Youth unemployment: when one in five isn’t one in five

It normally sounds pretty obvious – you work out the unemployment rate by looking at the number of people in work and the number of people seeking work. But sometimes that leads to rather odd figures, as today’s youth unemployment figures demonstrate.

The Guardian’s headline, One in five young people out of work (headline used on Guardian news page; there’s a longer slightly different headline on the story itself), is pretty typical.

But take your way to page 36, Table 14 and look at the raw numbers and it looks rather different:

  • Number of 16-24 year-olds: 7,337,000
  • Number of 16-24 year-olds unemployed: 963,000

In other words, that looks more like a 13% unemployment rate than a 20% one.

The reason for the difference? It’s predominantly the large number of 16-24 year olds who are economically inactive because they are in education. There are 2,610,000 economically inactive in this age group. Take that away from the total number of 16-24 year-olds and you get the 20% rather than 13% unemployment rate.

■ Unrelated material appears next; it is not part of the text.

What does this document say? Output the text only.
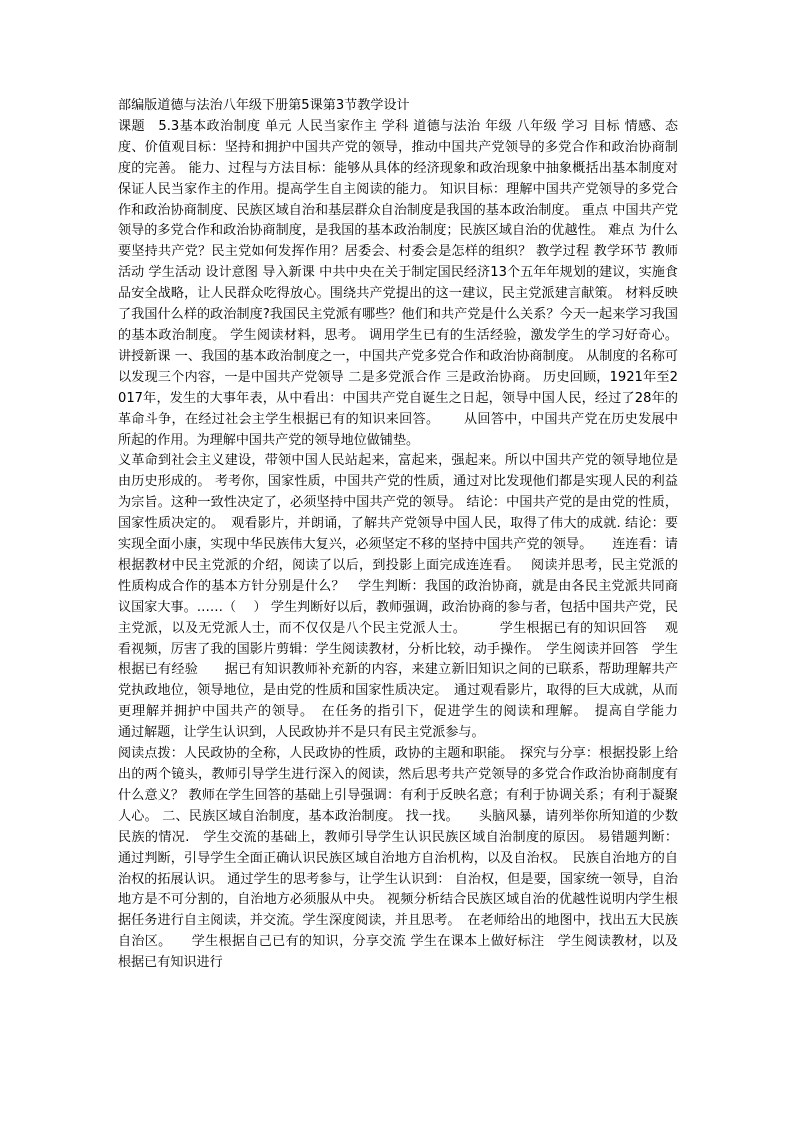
部编版道德与法治八年级下册第5课第3节教学设计

课题　5.3基本政治制度 单元 人民当家作主 学科 道德与法治 年级 八年级 学习 目标 情感、态度、价值观目标：坚持和拥护中国共产党的领导，推动中国共产党领导的多党合作和政治协商制度的完善。 能力、过程与方法目标：能够从具体的经济现象和政治现象中抽象概括出基本制度对保证人民当家作主的作用。提高学生自主阅读的能力。 知识目标：理解中国共产党领导的多党合作和政治协商制度、民族区域自治和基层群众自治制度是我国的基本政治制度。 重点 中国共产党领导的多党合作和政治协商制度，是我国的基本政治制度；民族区域自治的优越性。 难点 为什么要坚持共产党？民主党如何发挥作用？居委会、村委会是怎样的组织？ 教学过程 教学环节 教师活动 学生活动 设计意图 导入新课 中共中央在关于制定国民经济13个五年年规划的建议，实施食品安全战略，让人民群众吃得放心。围绕共产党提出的这一建议，民主党派建言献策。 材料反映了我国什么样的政治制度?我国民主党派有哪些？他们和共产党是什么关系？今天一起来学习我国的基本政治制度。 学生阅读材料，思考。 调用学生已有的生活经验，激发学生的学习好奇心。 讲授新课 一、我国的基本政治制度之一，中国共产党多党合作和政治协商制度。 从制度的名称可以发现三个内容，一是中国共产党领导 二是多党派合作 三是政治协商。 历史回顾，1921年至2017年，发生的大事年表，从中看出：中国共产党自诞生之日起，领导中国人民，经过了28年的革命斗争，在经过社会主学生根据已有的知识来回答。　　 从回答中，中国共产党在历史发展中所起的作用。为理解中国共产党的领导地位做铺垫。

义革命到社会主义建设，带领中国人民站起来，富起来，强起来。所以中国共产党的领导地位是由历史形成的。 考考你，国家性质，中国共产党的性质，通过对比发现他们都是实现人民的利益为宗旨。这种一致性决定了，必须坚持中国共产党的领导。 结论：中国共产党的是由党的性质，国家性质决定的。　观看影片，并朗诵，了解共产党领导中国人民，取得了伟大的成就. 结论：要实现全面小康，实现中华民族伟大复兴，必须坚定不移的坚持中国共产党的领导。　　连连看：请根据教材中民主党派的介绍，阅读了以后，到投影上面完成连连看。　 阅读并思考，民主党派的性质构成合作的基本方针分别是什么？　学生判断：我国的政治协商，就是由各民主党派共同商议国家大事。……（　 ） 学生判断好以后，教师强调，政治协商的参与者，包括中国共产党，民主党派，以及无党派人士，而不仅仅是八个民主党派人士。　　　学生根据已有的知识回答　 观看视频，厉害了我的国影片剪辑：学生阅读教材，分析比较，动手操作。　学生阅读并回答　学生根据已有经验　　据已有知识教师补充新的内容，来建立新旧知识之间的已联系，帮助理解共产党执政地位，领导地位，是由党的性质和国家性质决定。　通过观看影片，取得的巨大成就，从而更理解并拥护中国共产的领导。　在任务的指引下，促进学生的阅读和理解。　提高自学能力　　通过解题，让学生认识到，人民政协并不是只有民主党派参与。

阅读点拨：人民政协的全称，人民政协的性质，政协的主题和职能。　探究与分享：根据投影上给出的两个镜头，教师引导学生进行深入的阅读，然后思考共产党领导的多党合作政治协商制度有什么意义？ 教师在学生回答的基础上引导强调：有利于反映名意；有利于协调关系；有利于凝聚人心。 二、民族区域自治制度，基本政治制度。 找一找。　　头脑风暴，请列举你所知道的少数民族的情况.　学生交流的基础上，教师引导学生认识民族区域自治制度的原因。 易错题判断： 通过判断，引导学生全面正确认识民族区域自治地方自治机构，以及自治权。　民族自治地方的自治权的拓展认识。 通过学生的思考参与，让学生认识到： 自治权，但是要，国家统一领导，自治地方是不可分割的，自治地方必须服从中央。 视频分析结合民族区域自治的优越性说明内学生根据任务进行自主阅读，并交流。学生深度阅读，并且思考。　在老师给出的地图中，找出五大民族自治区。　　学生根据自己已有的知识，分享交流 学生在课本上做好标注　学生阅读教材，以及根据已有知识进行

At one level, the 20% unemployment rate is the ‘correct’ figure to quote and you can see why the Office of National Statistics quotes it – because ignoring the economically inactive is the usual way these figures are calculated.

But when you change the language around as The Guardian did (and plenty of other media outlets also do) to phrases such as “20% of young people out of work” and that’s no longer accurate.

No surprise perhaps that someone in the ONS press office said to me today that this is an issue that keeps on coming up in queries with them. But so far at least, whilst the ONS numbers are right the way they get presented in the media often isn’t.

(And yes, 13% is still a number that should be brought down. But if you think there’s not much of an issue between saying 20% or 13% ask yourself this: supposing the figures had always been calculated in the way that gave 20% and the government proposed changing the method of calculation to the 13% one. Would you say ‘ah, no big deal’?).